Der Verein ist seit einigen Jahren bei jedem Nussmarkt dabei. In diesem Jahr zeichnet er für die Produktion und den Verkauf des Nuss-Portos und des Nuss-Gins verantwortlich.
Na dann Prost.


 

 

LEXIKALISCHES RUND UM DIE NUSS

Der Walnussbaum wird 15 bis 25 Meter hoch. Sein Wachstum endet mit etwa 60 bis 80 Jahren. Er kann aber ein Alter von 150 bis 160 Jahren erreichen.

Schon im Tertiär, vor etwa 65 Millionen Jahren, hat es laut Forschern Walnüsse gegeben. Sie nehmen an, dass sie in Syrien und der Türkei die Eiszeiten überstanden. Danach verbreiteten sich die Walnussbäume im östlichen Mittelmeergebiet. Die Römer brachten die Walnuss nach Mitteleuropa. 1770 gelangten die ersten Nüsse durch spanische Missionare nach Amerika. Die Walnussbäume stammen also ursprünglich aus Asien, sind aber inzwischen in allen Ländern mit einem gemäßigten Klima zuhause. Bekannt sind die Nussbaumwälder in Kirgisistan.

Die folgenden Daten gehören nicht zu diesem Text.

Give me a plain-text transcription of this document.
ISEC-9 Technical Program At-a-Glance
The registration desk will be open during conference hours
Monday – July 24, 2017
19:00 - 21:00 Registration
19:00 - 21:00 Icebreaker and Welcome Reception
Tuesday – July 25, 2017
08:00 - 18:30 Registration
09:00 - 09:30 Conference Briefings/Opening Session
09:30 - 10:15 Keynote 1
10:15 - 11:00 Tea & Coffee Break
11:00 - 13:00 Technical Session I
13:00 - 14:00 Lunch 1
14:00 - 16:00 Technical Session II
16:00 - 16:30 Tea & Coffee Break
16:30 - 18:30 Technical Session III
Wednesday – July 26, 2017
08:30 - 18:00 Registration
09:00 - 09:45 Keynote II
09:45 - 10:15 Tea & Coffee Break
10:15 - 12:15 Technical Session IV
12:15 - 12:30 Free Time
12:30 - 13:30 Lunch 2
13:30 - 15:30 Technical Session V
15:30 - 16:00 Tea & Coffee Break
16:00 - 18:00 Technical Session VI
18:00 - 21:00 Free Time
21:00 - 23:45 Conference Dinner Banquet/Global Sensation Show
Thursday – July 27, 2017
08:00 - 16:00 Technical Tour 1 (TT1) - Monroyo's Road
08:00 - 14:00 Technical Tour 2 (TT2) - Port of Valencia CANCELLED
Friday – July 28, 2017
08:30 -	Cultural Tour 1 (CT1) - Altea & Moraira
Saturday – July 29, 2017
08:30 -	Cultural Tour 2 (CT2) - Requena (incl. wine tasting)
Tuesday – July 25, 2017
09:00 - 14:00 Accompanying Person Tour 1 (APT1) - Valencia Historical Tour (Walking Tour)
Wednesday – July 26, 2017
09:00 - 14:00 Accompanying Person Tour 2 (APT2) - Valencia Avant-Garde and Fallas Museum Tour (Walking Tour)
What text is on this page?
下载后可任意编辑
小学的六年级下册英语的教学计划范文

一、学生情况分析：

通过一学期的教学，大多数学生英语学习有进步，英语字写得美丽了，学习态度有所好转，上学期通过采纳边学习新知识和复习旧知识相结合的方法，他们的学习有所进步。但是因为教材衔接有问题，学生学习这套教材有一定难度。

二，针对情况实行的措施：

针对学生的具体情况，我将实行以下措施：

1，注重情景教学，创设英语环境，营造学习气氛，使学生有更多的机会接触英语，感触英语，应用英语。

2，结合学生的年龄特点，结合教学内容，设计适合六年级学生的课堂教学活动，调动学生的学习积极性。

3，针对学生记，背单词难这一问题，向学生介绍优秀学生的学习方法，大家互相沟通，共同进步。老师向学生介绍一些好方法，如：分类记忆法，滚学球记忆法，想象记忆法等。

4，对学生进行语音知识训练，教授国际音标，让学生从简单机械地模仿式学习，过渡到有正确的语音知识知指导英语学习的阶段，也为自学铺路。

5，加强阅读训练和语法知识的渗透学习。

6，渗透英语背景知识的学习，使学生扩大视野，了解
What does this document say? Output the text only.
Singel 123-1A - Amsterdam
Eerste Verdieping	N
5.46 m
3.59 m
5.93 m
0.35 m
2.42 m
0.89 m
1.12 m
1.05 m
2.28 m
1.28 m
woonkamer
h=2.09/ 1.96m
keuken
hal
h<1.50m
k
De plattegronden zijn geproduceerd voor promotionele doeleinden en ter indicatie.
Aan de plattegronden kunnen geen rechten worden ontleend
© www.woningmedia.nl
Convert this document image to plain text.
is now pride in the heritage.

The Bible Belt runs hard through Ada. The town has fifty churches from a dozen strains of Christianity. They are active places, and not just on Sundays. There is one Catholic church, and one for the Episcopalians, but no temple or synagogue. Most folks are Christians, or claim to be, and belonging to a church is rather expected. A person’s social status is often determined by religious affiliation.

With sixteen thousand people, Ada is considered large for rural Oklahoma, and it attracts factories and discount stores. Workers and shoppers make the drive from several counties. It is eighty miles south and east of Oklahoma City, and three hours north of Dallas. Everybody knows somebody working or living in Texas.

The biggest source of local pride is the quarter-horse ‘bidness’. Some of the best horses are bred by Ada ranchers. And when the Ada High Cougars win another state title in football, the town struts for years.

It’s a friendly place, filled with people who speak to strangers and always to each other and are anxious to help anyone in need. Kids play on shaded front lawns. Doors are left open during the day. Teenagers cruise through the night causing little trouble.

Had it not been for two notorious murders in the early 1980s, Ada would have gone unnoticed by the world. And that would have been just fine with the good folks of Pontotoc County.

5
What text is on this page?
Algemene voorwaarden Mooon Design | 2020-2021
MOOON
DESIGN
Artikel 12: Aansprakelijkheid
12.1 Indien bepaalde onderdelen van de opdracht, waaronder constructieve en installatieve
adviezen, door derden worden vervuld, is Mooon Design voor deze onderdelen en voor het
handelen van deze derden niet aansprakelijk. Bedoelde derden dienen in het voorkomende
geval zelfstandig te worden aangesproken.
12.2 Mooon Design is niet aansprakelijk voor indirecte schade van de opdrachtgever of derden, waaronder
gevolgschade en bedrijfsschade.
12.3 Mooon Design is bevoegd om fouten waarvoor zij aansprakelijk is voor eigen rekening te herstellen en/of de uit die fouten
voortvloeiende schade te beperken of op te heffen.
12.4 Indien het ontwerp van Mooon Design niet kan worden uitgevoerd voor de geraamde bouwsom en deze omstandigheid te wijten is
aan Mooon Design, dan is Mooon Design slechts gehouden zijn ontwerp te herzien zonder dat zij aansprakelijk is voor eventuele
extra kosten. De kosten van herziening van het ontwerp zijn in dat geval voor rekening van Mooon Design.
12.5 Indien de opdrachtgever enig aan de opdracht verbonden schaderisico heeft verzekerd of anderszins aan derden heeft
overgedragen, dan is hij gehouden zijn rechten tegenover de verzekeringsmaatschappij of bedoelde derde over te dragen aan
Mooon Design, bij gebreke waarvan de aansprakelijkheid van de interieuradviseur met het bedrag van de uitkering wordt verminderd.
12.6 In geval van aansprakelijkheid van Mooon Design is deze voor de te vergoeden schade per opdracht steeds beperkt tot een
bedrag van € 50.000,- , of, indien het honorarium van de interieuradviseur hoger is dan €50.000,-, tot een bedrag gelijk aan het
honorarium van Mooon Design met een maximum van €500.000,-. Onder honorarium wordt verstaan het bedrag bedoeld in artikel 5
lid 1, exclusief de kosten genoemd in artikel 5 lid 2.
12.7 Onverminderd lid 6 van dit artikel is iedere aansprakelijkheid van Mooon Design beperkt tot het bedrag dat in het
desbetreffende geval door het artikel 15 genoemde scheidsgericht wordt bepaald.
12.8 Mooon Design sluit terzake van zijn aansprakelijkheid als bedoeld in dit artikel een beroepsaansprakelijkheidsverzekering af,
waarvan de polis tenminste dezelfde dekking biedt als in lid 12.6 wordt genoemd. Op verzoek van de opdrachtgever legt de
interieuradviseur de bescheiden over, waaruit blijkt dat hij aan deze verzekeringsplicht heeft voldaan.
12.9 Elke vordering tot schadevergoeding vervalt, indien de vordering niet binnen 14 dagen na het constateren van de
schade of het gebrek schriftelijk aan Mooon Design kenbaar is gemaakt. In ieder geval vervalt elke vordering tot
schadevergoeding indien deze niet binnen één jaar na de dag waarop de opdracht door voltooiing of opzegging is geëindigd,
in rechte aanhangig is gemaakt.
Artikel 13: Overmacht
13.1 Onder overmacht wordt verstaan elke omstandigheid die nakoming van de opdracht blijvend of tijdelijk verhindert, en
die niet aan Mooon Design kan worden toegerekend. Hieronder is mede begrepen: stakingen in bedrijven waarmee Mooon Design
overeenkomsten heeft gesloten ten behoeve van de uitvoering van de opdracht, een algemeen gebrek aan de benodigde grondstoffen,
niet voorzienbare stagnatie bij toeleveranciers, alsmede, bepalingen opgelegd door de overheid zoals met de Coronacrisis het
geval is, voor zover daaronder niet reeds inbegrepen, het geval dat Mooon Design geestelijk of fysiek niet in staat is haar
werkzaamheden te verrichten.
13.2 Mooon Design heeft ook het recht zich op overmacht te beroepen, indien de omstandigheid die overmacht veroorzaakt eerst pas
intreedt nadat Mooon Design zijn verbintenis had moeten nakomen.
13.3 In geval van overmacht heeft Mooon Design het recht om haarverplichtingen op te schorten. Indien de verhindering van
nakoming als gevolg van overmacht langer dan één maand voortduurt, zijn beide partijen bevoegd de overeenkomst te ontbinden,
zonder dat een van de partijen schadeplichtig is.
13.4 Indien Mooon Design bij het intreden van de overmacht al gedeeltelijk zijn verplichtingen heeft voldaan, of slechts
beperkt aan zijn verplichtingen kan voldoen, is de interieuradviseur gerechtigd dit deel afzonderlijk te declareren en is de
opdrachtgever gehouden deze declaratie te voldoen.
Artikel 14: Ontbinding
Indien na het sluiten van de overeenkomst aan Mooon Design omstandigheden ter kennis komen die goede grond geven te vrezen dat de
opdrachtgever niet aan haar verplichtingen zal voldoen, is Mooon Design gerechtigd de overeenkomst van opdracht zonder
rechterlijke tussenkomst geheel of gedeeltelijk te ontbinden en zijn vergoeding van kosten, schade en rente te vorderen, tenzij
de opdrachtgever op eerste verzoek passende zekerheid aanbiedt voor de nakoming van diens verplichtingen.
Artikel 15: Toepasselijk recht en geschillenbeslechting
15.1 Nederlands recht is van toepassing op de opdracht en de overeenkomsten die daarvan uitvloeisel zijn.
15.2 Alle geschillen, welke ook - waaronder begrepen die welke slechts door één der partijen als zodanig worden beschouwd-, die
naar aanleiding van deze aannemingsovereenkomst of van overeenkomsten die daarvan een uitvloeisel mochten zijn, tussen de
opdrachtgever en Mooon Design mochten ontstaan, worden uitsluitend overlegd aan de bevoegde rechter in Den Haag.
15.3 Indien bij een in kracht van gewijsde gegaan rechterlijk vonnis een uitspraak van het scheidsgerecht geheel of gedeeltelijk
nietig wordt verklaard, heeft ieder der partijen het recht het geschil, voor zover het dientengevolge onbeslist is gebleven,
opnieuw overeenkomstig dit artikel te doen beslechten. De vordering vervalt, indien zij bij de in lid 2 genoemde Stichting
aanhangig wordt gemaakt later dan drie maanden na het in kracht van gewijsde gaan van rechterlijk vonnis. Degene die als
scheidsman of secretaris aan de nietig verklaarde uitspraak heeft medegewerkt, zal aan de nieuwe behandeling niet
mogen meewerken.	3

Im Herbst ist der Baum einer der ersten, die ihr Laub abwerfen. Seine Blütezeit dauert von Ende April bis Juni. Es gibt männliche und weibliche Walnuss-Blüten.
Die äußere Schicht der Frucht ist grün. Sie öffnet sich bei Reife, aus ihr löst sich die Walnuss. Diese hat dann eine harte braune Schale. Öffnet man diese, entdeckt man zwei Nusshälften, die einem Gehirn ähneln.

Walnüsse enthalten viel Fett. Es handelt sich dabei aber um ungesättigte Fettsäuren. Deshalb gelten sie als gesund. Die Früchte enthalten außerdem Kalium – das wichtig für Muskeln und Nerven ist –, Zink, Magnesium, Eisen, Kalzium und Vitamin B.

Hierzulande werden Walnüsse im Herbst geerntet, in Übersee gibt es sie jedoch das ganze Jahr über. Walnüsse halten sich lange, wenn sie richtig aufbewahrt werden. Es wird empfohlen, sie in der Schale in Netzsäckchen an einem kühlen und dunklen Ort zu lagern. Schimmelige oder ranzig riechende Nüsse sollen sofort entsorgt werden.

Ach ja, noch etwas: Das Walnussholz gilt als eines der begehrtesten und wertvollsten des mitteleuropäischen Waldes.